罂粟闻言,咯咯的笑了起来,直笑得花枝乱颤,直笑得赵覃三魂丢了七魄。
罂粟笑够了,凑上去,亲昵道,“那你说,我该怎样对你呢?”
赵覃见罂粟这般,以为自己还有机会,罂粟对自己还是有感情的,一把抱住罂粟,乞求道,“罂粟,罂粟,跟我走好不好,跟我走,我会让你过上好生活的,不会再让你抛头露面,受人侮辱,跟我走。”
魅轻轻地,残忍地一点点掰开赵覃的手,挣脱出来,低低笑道,“赵郎?阿覃?奴家好感动呀。”
“罂粟,你,你是不是愿意跟我走了,罂粟。”赵覃目光灼灼,魅却只觉得恶心。
罂粟做出一副担忧的模样,“可是,奴家担心”
“担心什么?”赵覃已经等不及了,只要罂粟肯跟他走,她要什么他都答应他。
魅叹了口气,哀哀道,“没什么。”
“你说,你担心什么,我一定能帮你,罂粟,相信我。”
“我听说公主很喜欢你,我怕,我怕她来抢你。”
“就这个?罂粟你想什么呢,我和她已经解除婚姻了,有你,我怎么还会看上别人呢,现在她就是跪着求我,我也不会多看她一眼。”

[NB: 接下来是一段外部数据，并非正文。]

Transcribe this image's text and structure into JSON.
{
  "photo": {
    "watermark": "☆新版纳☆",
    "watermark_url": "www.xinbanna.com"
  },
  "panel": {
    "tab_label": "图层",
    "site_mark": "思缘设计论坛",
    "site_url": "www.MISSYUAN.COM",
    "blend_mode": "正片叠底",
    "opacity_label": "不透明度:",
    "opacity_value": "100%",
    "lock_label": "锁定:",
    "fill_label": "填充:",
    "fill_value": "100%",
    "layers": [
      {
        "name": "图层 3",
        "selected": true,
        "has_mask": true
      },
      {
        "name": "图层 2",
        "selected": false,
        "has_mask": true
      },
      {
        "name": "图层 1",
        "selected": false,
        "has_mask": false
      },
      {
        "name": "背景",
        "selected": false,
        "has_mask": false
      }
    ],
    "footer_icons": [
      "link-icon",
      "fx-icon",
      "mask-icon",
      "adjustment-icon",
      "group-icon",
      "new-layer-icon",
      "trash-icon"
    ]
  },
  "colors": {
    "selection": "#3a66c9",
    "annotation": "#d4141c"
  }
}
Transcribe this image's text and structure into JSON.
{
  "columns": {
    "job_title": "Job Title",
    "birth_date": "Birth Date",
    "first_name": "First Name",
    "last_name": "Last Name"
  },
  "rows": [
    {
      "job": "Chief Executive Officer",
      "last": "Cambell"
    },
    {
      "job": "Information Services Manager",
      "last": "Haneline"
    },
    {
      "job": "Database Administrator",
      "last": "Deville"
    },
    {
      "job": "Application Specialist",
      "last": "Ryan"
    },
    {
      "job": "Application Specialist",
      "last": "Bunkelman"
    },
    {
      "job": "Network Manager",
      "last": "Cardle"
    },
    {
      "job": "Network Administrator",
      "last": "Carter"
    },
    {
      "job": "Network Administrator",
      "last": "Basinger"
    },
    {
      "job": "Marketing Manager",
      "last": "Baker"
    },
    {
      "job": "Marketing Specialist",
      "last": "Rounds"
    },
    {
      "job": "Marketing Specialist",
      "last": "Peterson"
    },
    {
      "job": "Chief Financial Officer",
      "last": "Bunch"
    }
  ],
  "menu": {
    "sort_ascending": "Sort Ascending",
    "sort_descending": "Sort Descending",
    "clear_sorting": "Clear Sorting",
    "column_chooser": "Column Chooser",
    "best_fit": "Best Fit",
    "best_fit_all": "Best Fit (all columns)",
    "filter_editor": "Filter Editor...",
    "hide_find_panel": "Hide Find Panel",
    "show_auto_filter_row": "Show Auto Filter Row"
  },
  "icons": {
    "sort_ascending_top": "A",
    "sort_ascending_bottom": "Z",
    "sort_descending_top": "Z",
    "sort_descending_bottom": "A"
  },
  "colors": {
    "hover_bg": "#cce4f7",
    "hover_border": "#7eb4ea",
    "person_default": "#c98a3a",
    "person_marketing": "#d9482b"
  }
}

“可我听说你还有个妹妹,她很喜欢公主,你会不会因为”
赵覃一听,直接道,“她喜欢公主她自己跟公主过去,我堂堂七尺男儿,怎会被女子左右。”
“我也是女子。”
赵覃看着面带委屈的罂粟,心都要化了,他温柔的将罂粟揽入怀走,温声道,“你不一样,你是我的妻子,我会把你当天上的仙子一样,只要是你说的,我都听。”
罂粟把头埋在赵覃怀里,还是有些不信,“真的?”
“额,清源兄,进,还是不进?”冥曜站在门口,问同样站在门口的杨戬。
“当然是真的,我赵覃对天发誓,今生今世,只喜欢罂粟一个,只对罂粟一个人好,若违此誓,不得好死。”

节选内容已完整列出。